Разговор прекратился, и Нехлюдов вслед за садовником вышел из вагона на мокрые доски платформы.
XLII
Нехлюдов, еще не выходя из вагона, заметил на дворе станции несколько богатых экипажей, запряженных четвернями и тройками сытых, побрякивающих бубенцами лошадей; выйдя же на потемневшую от дождя мокрую платформу, он увидал перед первым классом кучку народа, среди которой выделялась высокая толстая дама в шляпе с дорогими перьями, в ватерпруфе, и длинный молодой человек с тонкими ногами, в велосипедном костюме, с огромной сытой собакой в дорогом ошейнике. За ними стояли лакеи с плащами и зонтиками и кучер, вышедшие встречать. На всей этой кучке, от толстой барыни до кучера, поддерживавшего рукой полы длинного кафтана, лежала печать спокойной самоуверенности и избытка. Вокруг этой кучки тотчас же образовался круг любопытных и подобострастных перед богатством людей: начальник станции в красной фуражке, жандарм, всегда присутствующая летом при прибытии поездов худощавая девица в русском костюме с бусами, телеграфист и пассажиры: мужчины и женщины.

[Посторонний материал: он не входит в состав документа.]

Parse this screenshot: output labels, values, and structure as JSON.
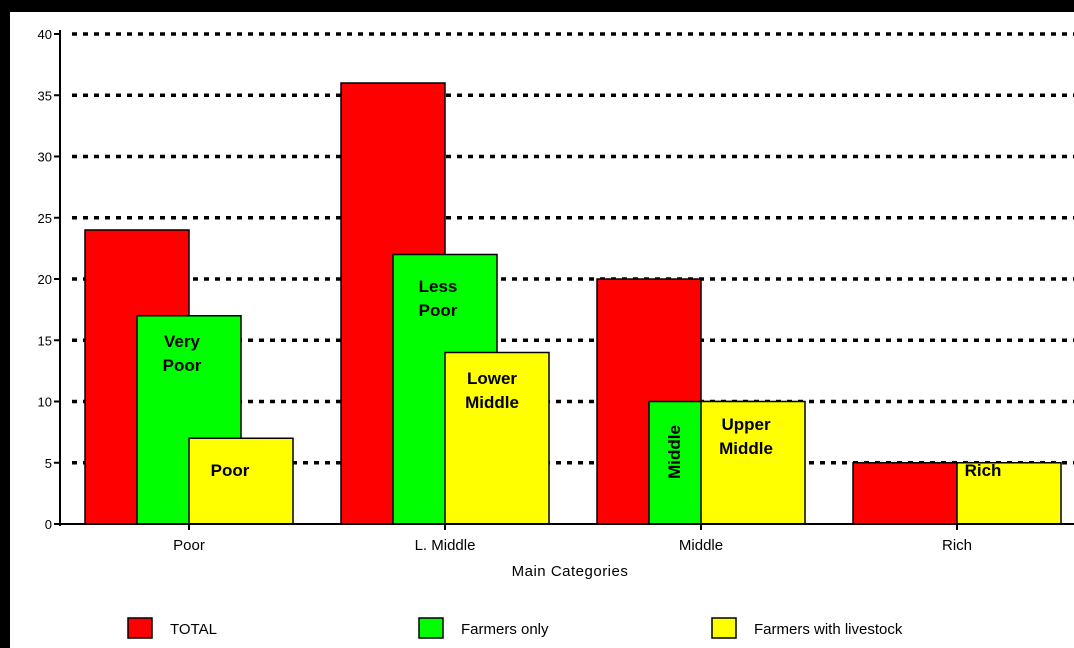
{
  "chart_data": {
    "type": "bar",
    "title": "",
    "xlabel": "Main Categories",
    "ylabel": "",
    "ylim": [
      0,
      40
    ],
    "yticks": [
      0,
      5,
      10,
      15,
      20,
      25,
      30,
      35,
      40
    ],
    "grid": true,
    "legend_position": "bottom",
    "categories": [
      "Poor",
      "L. Middle",
      "Middle",
      "Rich"
    ],
    "series": [
      {
        "name": "TOTAL",
        "color": "#ff0000",
        "values": [
          24,
          36,
          20,
          5
        ],
        "labels": [
          "",
          "",
          "",
          ""
        ]
      },
      {
        "name": "Farmers only",
        "color": "#00ff00",
        "values": [
          17,
          22,
          10,
          null
        ],
        "labels": [
          "Very Poor",
          "Less Poor",
          "Middle",
          ""
        ]
      },
      {
        "name": "Farmers with livestock",
        "color": "#ffff00",
        "values": [
          7,
          14,
          10,
          5
        ],
        "labels": [
          "Poor",
          "Lower Middle",
          "Upper Middle",
          "Rich"
        ]
      }
    ]
  }
}
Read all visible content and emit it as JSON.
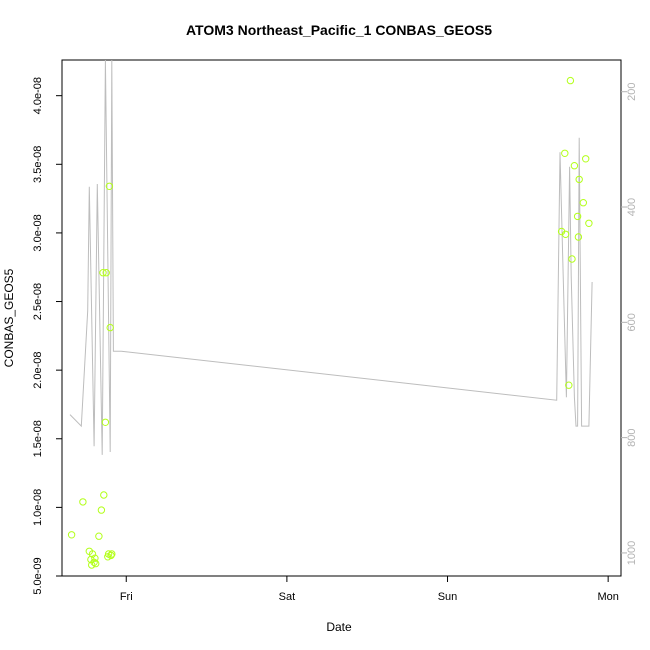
{
  "chart_data": {
    "type": "scatter",
    "title": "ATOM3 Northeast_Pacific_1 CONBAS_GEOS5",
    "xlabel": "Date",
    "ylabel": "CONBAS_GEOS5",
    "x_unit": "days since Thu 00:00",
    "xlim": [
      0.6,
      4.08
    ],
    "x_ticks": [
      {
        "value": 1,
        "label": "Fri"
      },
      {
        "value": 2,
        "label": "Sat"
      },
      {
        "value": 3,
        "label": "Sun"
      },
      {
        "value": 4,
        "label": "Mon"
      }
    ],
    "ylim": [
      5e-09,
      4.26e-08
    ],
    "y_ticks": [
      {
        "value": 5e-09,
        "label": "5.0e-09"
      },
      {
        "value": 1e-08,
        "label": "1.0e-08"
      },
      {
        "value": 1.5e-08,
        "label": "1.5e-08"
      },
      {
        "value": 2e-08,
        "label": "2.0e-08"
      },
      {
        "value": 2.5e-08,
        "label": "2.5e-08"
      },
      {
        "value": 3e-08,
        "label": "3.0e-08"
      },
      {
        "value": 3.5e-08,
        "label": "3.5e-08"
      },
      {
        "value": 4e-08,
        "label": "4.0e-08"
      }
    ],
    "y2lim": [
      1040,
      145
    ],
    "y2_ticks": [
      {
        "value": 200,
        "label": "200"
      },
      {
        "value": 400,
        "label": "400"
      },
      {
        "value": 600,
        "label": "600"
      },
      {
        "value": 800,
        "label": "800"
      },
      {
        "value": 1000,
        "label": "1000"
      }
    ],
    "grid": false,
    "legend": "none",
    "colors": {
      "points": "#b3ff1a",
      "line": "#bdbdbd",
      "axis": "#000000",
      "right_axis": "#b3b3b3"
    },
    "series": [
      {
        "kind": "points",
        "axis": "left",
        "x": [
          0.66,
          0.73,
          0.77,
          0.78,
          0.785,
          0.79,
          0.8,
          0.805,
          0.81,
          0.83,
          0.845,
          0.855,
          0.86,
          0.87,
          0.875,
          0.885,
          0.89,
          0.895,
          0.9,
          0.905,
          0.91,
          3.71,
          3.73,
          3.735,
          3.755,
          3.765,
          3.775,
          3.79,
          3.81,
          3.815,
          3.82,
          3.845,
          3.86,
          3.88
        ],
        "y": [
          8e-09,
          1.04e-08,
          6.8e-09,
          6.2e-09,
          5.8e-09,
          6.6e-09,
          6e-09,
          6.3e-09,
          5.9e-09,
          7.9e-09,
          9.8e-09,
          2.71e-08,
          1.09e-08,
          1.62e-08,
          2.71e-08,
          6.4e-09,
          6.6e-09,
          3.34e-08,
          2.31e-08,
          6.5e-09,
          6.6e-09,
          3.01e-08,
          3.58e-08,
          2.99e-08,
          1.89e-08,
          4.11e-08,
          2.81e-08,
          3.49e-08,
          3.12e-08,
          2.97e-08,
          3.39e-08,
          3.22e-08,
          3.54e-08,
          3.07e-08
        ]
      },
      {
        "kind": "line",
        "axis": "right",
        "x": [
          0.65,
          0.72,
          0.76,
          0.77,
          0.8,
          0.82,
          0.85,
          0.87,
          0.9,
          0.91,
          0.92,
          0.97,
          3.68,
          3.7,
          3.72,
          3.74,
          3.76,
          3.77,
          3.79,
          3.8,
          3.81,
          3.82,
          3.835,
          3.86,
          3.87,
          3.88,
          3.9
        ],
        "y": [
          760,
          780,
          580,
          365,
          815,
          360,
          830,
          145,
          825,
          145,
          650,
          650,
          735,
          305,
          520,
          730,
          330,
          520,
          730,
          780,
          780,
          280,
          780,
          780,
          780,
          780,
          530
        ]
      }
    ]
  }
}
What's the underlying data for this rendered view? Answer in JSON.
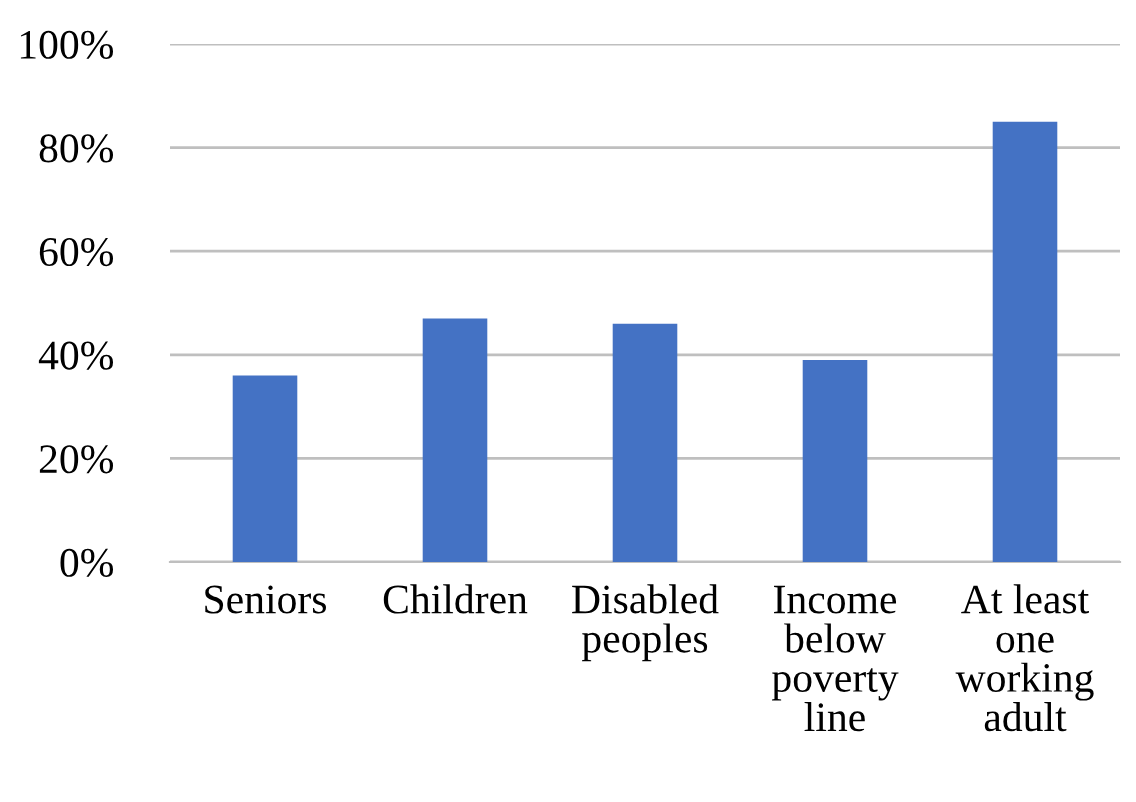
{
  "chart_data": {
    "type": "bar",
    "categories": [
      "Seniors",
      "Children",
      "Disabled\npeoples",
      "Income\nbelow\npoverty\nline",
      "At least\none\nworking\nadult"
    ],
    "values": [
      36,
      47,
      46,
      39,
      85
    ],
    "color": "#4472c4",
    "ylim": [
      0,
      100
    ],
    "yticks": [
      {
        "value": 0,
        "label": "0%"
      },
      {
        "value": 20,
        "label": "20%"
      },
      {
        "value": 40,
        "label": "40%"
      },
      {
        "value": 60,
        "label": "60%"
      },
      {
        "value": 80,
        "label": "80%"
      },
      {
        "value": 100,
        "label": "100%"
      }
    ],
    "grid": "y",
    "legend": false
  }
}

В молодом человеке с собакой Нехлюдов узнал гимназиста, молодого Корчагина. Толстая же дама была сестра княгини, в имение которой переезжали Корчагины. Обер-кондуктор с блестящими галунами и сапогами отворил дверь вагона и в знак почтительности держал ее, в то время как Филипп и артельщик в белом фартуке осторожно выносили длиннолицую княгиню на ее складном кресле; сестры поздоровались, послышались французские фразы о том, в карете или коляске поедет княгиня, и шествие, замыкающееся горничной с кудряшками, зонтиками и футляром, двинулось к двери станции.
Нехлюдов, не желая встречаться с тем, чтоб опять прощаться, остановился, не доходя до двери станции, ожидая прохождения всего шествия. Княгиня с сыном, Мисси, доктор и горничная проследовали вперед, старый же князь остановился позади с свояченицей, и Нехлюдов, не подходя близко, слышал только отрывочные французские фразы их разговора. Одна из этих фраз, произнесенная князем, запала, как это часто бывает, почему-то в память Нехлюдову, со всеми интонациями и звуками голоса.
— Oh! il est du vrai grand monde, du vrai grand monde,[73]— про кого-то сказал князь своим громким, самоуверенным голосом и вместе с свояченицей, сопутствуемый почтительными кондукторами и носильщиками, прошел в дверь станции.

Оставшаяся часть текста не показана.